Claro que a RTP dá prejuizo. É o custo de ter um serviço público: custa dinheiro ao contribuinte.

A alternativa clara é o fim do serviço público, de todos os canais da RTP e a não contratação desse serviço ao privado. Então discutamos se é necessário esse serviço: uma informação mais vigiada na neutralidade e nos critérios, uma programação nacional, um espaço para a cultura, documentários.Se não devem os portugueses que vivem foram dos centros urbanos ter direito a uma informação que lhes dê atenção - se é necessário ter delegações regionais ou se só interessam as notícias de Lisboa. Se as Regiões Autónomas (que têm órgãos políticos próprios) não têm o direito de ter um jornalismo dedicado - apesar do seu mercado ser demasiado pequeno para ser interessante para um player privado. Se a RTP Internacional e RTP África não devem ter um papel instrumental na nossa política externa, como escreve hoje o JPP.

Mas, neste caso, assuma-se que não deve haver serviço público nenhum.

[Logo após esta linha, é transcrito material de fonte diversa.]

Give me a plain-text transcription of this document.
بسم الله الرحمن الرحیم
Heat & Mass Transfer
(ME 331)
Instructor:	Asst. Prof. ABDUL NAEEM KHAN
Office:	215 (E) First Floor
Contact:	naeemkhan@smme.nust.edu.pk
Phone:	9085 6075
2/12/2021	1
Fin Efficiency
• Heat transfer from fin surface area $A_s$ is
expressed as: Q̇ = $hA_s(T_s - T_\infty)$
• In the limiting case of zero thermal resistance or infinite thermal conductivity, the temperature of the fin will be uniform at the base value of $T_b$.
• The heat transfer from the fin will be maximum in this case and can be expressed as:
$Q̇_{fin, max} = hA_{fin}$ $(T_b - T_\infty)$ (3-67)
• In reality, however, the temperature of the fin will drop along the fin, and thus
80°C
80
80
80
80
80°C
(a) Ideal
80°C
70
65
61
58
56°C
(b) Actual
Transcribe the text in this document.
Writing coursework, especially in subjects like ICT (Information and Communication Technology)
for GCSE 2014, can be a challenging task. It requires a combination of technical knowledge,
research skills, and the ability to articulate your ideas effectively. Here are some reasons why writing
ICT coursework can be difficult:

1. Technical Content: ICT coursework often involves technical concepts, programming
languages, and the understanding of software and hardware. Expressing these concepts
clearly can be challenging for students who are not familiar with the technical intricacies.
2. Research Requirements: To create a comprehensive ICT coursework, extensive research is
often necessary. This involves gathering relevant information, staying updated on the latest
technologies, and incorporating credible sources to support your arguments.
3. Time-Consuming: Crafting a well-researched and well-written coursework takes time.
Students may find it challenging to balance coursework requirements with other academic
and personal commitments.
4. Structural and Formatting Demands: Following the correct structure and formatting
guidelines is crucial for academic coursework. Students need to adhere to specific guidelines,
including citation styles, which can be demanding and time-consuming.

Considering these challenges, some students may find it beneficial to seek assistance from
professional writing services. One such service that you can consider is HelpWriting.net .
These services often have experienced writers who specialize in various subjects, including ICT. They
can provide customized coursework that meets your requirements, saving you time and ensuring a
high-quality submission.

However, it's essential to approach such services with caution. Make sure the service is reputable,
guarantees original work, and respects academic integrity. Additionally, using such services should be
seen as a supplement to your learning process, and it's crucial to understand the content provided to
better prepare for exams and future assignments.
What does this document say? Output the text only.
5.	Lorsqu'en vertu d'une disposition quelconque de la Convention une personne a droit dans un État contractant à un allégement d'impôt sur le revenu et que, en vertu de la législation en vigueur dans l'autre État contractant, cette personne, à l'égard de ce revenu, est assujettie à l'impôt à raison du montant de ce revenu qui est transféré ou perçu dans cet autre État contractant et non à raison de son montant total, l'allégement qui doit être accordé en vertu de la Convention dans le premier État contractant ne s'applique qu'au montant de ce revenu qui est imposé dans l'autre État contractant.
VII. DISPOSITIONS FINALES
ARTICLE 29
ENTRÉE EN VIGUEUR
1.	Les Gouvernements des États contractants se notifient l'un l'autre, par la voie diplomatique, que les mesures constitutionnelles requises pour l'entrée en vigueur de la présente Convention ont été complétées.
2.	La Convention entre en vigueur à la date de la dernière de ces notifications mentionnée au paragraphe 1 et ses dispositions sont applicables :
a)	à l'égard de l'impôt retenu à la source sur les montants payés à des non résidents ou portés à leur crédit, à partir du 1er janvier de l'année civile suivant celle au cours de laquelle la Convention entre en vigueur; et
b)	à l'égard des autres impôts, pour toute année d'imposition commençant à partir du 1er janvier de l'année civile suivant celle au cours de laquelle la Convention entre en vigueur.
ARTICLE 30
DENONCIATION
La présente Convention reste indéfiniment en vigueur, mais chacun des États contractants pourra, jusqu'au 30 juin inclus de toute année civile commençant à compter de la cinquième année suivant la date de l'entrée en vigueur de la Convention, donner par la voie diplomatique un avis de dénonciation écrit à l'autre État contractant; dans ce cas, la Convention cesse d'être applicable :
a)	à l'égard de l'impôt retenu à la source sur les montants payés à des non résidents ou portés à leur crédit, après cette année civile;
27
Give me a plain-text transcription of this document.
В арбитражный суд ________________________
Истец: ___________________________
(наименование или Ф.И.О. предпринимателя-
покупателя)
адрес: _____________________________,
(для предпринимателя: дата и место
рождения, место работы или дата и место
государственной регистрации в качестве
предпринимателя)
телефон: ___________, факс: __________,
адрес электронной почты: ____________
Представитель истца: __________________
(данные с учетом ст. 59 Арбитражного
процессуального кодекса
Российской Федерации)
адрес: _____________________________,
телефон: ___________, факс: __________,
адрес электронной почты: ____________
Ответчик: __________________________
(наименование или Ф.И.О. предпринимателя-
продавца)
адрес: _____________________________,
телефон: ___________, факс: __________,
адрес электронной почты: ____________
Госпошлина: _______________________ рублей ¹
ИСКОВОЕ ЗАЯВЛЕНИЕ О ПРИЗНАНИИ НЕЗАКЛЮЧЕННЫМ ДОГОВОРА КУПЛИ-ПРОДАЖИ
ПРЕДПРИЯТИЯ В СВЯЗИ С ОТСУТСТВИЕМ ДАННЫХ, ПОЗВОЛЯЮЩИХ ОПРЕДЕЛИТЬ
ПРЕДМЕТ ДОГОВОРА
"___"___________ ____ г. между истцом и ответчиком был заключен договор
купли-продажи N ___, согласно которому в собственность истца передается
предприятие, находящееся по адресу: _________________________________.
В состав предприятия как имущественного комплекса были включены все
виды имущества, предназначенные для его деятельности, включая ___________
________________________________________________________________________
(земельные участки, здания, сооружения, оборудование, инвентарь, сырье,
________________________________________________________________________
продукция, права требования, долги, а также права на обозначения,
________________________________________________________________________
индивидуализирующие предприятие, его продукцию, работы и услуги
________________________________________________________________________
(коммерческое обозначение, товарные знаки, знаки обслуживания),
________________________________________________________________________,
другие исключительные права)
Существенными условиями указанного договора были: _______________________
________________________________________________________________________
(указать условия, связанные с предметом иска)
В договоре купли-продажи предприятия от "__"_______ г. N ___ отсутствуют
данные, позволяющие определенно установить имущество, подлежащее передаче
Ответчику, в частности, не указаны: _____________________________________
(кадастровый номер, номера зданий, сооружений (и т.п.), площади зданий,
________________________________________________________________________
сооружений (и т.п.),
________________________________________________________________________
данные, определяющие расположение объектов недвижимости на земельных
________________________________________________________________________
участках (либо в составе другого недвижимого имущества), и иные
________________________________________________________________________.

Que os órgãos de comunicação mais relevantes da nossa sociedade podem todos ser privado e, provalvelmente, em mãos de accionistas e interesses estrangeiros.

Ou, então, discuta-se se a RTP faz um mau serviço público. Indiquem-se os problemas, apontem-se soluções.

Pode este serviço público ser distribuido (contratado) com os privados? Esta é uma posição que agradaria aos actuais canais, com a receita publicitária a descer...

Ou ainda, discuta-se a forma como está a ser gerida a RTP. Os gastos, o número desnecessário de administradores...

O simples "venda-se" é, IMHO, simplista e demagógico. Ou então, como escrevi no post, ideológico.